Netflix obiecuje więcej interaktywnych produkcji — nie tylko tak mrocznych jak "Black Mirror: Bandersnatch"
Michał Paszkowski
14 marca 2019, 12:01
"Black Mirror: Bandersnatch" (Fot. Netflix)
Nadal gracie w "Black Mirror: Bandersnatch"? Netflix obiecuje, że w ofercie platformy już niedługo pojawi się o wiele więcej interaktywnych projektów.
Nadal gracie w "Black Mirror: Bandersnatch"? Netflix obiecuje, że w ofercie platformy już niedługo pojawi się o wiele więcej interaktywnych projektów.
Sukces "Black Mirror: Bandersnatch" nie przeszedł bez echa w Netfliksie, który zapewnia, że będzie inwestować w więcej interaktywnych produkcji.

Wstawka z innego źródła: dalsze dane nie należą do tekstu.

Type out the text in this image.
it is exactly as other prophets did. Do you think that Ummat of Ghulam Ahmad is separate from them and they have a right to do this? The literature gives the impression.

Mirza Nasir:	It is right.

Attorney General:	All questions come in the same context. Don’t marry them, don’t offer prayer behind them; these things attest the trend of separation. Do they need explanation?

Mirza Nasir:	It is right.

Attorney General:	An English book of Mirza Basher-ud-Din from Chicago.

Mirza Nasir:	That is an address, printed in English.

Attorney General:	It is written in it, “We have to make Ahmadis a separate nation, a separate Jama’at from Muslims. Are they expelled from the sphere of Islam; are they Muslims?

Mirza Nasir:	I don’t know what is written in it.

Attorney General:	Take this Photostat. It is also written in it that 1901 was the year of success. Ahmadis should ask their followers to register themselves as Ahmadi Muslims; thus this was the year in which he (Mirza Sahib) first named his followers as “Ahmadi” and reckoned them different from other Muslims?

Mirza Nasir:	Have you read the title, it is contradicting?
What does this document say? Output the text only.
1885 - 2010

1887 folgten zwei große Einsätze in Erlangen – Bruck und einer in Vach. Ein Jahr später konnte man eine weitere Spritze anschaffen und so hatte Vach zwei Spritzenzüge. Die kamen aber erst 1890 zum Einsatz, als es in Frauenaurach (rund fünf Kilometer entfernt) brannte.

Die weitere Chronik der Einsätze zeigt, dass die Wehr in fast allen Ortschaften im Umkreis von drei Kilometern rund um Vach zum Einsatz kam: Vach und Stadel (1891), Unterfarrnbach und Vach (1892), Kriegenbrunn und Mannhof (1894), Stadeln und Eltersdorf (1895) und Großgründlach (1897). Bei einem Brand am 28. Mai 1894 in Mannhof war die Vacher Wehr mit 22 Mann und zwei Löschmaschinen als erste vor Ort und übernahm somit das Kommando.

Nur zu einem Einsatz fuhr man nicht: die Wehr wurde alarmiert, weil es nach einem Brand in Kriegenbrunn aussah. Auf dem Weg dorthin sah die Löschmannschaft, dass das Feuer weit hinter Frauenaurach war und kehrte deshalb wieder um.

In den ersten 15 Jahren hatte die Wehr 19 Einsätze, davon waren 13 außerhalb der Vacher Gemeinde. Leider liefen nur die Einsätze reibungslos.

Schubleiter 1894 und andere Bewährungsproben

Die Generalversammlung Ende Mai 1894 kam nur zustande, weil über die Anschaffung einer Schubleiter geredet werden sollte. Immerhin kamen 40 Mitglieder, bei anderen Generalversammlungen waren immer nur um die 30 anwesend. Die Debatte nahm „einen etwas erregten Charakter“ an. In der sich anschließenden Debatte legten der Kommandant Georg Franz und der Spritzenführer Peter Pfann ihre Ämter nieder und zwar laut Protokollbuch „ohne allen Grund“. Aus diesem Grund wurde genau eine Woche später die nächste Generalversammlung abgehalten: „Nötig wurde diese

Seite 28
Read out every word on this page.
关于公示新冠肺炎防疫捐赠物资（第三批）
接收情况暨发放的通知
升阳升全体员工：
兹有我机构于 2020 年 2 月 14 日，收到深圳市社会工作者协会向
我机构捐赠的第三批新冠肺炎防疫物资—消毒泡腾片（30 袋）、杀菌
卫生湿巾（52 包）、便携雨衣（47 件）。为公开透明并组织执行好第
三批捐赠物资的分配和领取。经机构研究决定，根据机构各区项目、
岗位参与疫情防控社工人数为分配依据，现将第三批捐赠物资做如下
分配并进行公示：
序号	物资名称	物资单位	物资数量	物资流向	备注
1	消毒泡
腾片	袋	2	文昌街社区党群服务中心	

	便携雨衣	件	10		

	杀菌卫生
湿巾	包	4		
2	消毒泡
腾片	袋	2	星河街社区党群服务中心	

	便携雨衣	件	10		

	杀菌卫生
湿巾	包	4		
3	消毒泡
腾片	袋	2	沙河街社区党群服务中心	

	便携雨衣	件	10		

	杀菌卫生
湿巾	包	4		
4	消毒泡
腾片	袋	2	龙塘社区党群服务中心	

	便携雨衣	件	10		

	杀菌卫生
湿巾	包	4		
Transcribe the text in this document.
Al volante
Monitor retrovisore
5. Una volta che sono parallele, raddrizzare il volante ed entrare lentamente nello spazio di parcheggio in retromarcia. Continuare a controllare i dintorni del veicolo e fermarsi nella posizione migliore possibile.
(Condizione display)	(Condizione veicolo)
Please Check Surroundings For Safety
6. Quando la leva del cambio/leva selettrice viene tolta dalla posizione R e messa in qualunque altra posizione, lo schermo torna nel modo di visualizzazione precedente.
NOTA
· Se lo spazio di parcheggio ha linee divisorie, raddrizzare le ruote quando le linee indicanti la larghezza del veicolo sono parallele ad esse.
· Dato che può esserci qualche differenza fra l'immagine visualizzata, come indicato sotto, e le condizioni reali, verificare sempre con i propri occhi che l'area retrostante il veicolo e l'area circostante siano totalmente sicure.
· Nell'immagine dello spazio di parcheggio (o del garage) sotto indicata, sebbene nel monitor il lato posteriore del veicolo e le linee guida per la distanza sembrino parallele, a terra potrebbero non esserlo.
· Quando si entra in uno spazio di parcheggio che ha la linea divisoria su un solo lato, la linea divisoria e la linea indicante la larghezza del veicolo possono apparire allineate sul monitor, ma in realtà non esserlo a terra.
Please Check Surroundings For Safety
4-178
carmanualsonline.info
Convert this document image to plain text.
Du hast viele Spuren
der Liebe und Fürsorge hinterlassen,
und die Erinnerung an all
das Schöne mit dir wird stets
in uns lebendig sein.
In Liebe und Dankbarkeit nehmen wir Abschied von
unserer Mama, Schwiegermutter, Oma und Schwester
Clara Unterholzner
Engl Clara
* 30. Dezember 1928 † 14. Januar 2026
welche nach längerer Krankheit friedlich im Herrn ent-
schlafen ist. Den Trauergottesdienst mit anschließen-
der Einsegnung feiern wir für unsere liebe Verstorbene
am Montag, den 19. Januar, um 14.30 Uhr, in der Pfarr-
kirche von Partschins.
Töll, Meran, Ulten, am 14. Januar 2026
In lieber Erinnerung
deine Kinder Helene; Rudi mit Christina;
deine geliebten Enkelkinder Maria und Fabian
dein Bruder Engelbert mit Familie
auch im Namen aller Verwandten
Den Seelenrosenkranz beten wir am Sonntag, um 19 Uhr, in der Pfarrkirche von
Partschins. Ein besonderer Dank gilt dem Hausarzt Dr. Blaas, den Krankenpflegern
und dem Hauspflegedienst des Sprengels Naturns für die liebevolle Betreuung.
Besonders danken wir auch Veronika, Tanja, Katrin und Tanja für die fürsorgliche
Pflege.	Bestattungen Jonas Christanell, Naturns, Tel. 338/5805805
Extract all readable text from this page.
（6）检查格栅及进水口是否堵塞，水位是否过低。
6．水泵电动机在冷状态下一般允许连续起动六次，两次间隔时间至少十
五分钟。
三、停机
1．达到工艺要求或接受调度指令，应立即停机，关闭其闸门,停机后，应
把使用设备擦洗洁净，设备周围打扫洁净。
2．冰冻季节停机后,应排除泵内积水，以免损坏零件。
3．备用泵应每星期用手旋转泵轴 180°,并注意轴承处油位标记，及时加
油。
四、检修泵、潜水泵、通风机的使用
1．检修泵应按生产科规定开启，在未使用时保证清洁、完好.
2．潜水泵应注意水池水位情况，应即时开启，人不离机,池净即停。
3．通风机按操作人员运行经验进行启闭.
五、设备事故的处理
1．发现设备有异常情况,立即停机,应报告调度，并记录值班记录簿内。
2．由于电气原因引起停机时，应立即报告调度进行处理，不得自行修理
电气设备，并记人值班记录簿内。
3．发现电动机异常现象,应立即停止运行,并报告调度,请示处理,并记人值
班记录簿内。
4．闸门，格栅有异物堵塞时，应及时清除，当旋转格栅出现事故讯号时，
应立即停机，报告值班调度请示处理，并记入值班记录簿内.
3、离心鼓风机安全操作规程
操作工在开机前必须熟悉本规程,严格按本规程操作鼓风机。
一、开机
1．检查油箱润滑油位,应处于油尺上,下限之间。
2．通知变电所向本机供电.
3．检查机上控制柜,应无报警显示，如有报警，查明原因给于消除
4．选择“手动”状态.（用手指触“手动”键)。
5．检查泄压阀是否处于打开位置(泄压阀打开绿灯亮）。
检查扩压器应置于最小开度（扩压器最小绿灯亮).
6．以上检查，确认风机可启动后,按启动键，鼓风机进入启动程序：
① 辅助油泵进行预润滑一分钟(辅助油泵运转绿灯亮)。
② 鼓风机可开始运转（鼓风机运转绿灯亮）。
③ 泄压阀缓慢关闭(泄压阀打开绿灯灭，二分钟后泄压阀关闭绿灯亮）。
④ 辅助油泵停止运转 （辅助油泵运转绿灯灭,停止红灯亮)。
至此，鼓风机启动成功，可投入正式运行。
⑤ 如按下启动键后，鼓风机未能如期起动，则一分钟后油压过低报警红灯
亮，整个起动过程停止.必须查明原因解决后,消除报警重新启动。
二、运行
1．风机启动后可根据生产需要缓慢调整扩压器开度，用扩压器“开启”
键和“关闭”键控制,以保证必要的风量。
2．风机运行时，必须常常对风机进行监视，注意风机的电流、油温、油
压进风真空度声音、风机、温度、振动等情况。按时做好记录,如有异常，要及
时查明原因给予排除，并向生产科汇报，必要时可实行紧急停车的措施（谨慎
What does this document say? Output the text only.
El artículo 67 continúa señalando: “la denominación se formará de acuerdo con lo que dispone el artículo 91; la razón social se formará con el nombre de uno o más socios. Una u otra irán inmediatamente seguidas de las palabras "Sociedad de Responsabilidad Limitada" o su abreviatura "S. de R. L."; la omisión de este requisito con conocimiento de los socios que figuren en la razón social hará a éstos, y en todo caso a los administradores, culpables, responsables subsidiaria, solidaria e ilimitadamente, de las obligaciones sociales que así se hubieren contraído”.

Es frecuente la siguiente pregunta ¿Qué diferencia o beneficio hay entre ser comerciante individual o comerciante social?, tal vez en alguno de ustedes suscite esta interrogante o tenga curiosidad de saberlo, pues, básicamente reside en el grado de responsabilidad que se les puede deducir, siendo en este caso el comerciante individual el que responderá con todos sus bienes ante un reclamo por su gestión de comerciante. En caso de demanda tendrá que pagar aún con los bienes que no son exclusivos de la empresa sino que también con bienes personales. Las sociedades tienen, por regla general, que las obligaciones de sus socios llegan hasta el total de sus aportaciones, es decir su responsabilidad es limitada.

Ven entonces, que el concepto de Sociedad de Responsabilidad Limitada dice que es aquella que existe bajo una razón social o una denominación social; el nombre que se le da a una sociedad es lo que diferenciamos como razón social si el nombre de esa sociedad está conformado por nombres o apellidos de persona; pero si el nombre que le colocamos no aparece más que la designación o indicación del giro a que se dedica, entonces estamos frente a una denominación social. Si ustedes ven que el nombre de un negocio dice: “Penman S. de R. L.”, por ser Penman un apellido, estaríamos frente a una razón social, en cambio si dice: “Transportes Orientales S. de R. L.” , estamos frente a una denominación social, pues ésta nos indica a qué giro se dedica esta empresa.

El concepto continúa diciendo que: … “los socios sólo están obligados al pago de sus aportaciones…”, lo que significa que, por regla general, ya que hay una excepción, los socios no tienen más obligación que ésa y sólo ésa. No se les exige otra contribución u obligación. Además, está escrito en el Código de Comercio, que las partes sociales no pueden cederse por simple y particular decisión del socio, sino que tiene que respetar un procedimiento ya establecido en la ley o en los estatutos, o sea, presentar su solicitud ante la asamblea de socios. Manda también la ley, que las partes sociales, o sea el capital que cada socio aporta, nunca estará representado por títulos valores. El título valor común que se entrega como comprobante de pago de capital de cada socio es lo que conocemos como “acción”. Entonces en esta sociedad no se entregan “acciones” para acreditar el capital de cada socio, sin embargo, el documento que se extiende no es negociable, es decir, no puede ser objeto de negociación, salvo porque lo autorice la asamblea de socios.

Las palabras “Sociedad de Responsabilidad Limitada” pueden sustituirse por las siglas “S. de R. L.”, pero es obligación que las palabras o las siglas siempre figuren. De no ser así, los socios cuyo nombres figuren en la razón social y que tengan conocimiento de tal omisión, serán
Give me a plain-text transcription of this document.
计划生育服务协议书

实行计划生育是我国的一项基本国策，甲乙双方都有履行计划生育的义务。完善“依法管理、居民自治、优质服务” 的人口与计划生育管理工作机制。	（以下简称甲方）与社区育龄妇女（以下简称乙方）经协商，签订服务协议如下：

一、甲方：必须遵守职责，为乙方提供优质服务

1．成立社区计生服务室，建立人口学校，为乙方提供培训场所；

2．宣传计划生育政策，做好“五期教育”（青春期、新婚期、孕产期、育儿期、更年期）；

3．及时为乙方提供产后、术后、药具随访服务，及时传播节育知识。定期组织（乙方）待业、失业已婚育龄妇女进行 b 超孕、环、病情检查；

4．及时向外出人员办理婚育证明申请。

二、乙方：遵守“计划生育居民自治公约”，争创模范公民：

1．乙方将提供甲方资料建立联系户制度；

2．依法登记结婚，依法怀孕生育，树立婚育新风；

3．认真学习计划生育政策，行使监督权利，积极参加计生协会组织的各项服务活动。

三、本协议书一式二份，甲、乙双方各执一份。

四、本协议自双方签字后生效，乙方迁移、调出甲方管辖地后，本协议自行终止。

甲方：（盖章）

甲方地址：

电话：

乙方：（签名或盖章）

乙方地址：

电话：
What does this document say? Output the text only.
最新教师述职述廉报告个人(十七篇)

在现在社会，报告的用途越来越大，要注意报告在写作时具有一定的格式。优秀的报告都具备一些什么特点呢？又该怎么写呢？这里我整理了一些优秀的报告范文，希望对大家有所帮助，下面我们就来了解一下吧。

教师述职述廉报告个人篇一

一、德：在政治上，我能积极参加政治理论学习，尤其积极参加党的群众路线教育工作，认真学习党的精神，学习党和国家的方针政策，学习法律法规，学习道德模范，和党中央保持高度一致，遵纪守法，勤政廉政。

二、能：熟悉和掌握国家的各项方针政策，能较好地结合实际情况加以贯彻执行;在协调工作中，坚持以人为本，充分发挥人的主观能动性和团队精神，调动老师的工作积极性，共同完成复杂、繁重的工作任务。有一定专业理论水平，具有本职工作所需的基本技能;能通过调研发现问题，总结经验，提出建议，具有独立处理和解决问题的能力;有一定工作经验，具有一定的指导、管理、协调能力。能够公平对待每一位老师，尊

Taką obietnicę złożył Todd Yellin, szef platformy do spraw produktu na konferencji FICCI-Frames w Mumbaju.
Netflix — będzie więcej interaktywnych historii
Yellin odniósł się do wielkiej popularności interaktywnej odsłony "Black Mirror" w Indiach i na świecie i zapewnił, że w kwestii takich projektów Netflix "podbije stawkę".
— "Bandersnatch" odniosło ogromny sukces w Indiach i na całym świecie i zorientowaliśmy się, że interaktywne opowiadanie historii to coś, na czym chcemy się bardziej skupić. Dlatego podbijamy stawkę z takimi produkcjami. Spodziewajcie się o wiele więcej interaktywnych projektów za rok lub dwa. I nie będzie to koniecznie science fiction albo coś bardzo mrocznego. To może być zwariowana komedia. Albo romans, w którym widownia może zdecydować — czy powinna wybrać tego czy innego — powiedział Yellin.
To dla "Black Mirror: Bandersnatch" Netflix stworzył całkowicie nowe oprogramowanie, które pozwalało widzom na podejmowanie własnych wyborów w czasie trwania filmu i podróżowania różnorodnymi ścieżkami bez uciążliwych przerw. Jednak raczej nie powinniśmy się spodziewać, że serial Charliego Brookera ponownie z niego skorzysta. Twórca "Black Mirror" już wcześniej zarzekał się, że więcej interaktywnych odcinków nie będzie, choć później dodał też, że może lepiej nie wykluczać żadnych opcji.
Brooker przyznawał jednak wielokrotnie, że praca nad interaktywną projektem była szczególnie wycieńczająca. Ba, wrecz przestrzegał wszystkich twórców, którzy mają ochotę na eksperymenty z tego typu historiami, że jest to trudniejsze niż może im się wydawać.
Jednak wnioskując po wypowiedzi Yellina, powinniśmy raczej przygotowywać się na to, że interaktywne produkcje już w najbliższej przyszłości mogą stać się czymś całkiem pospolitym.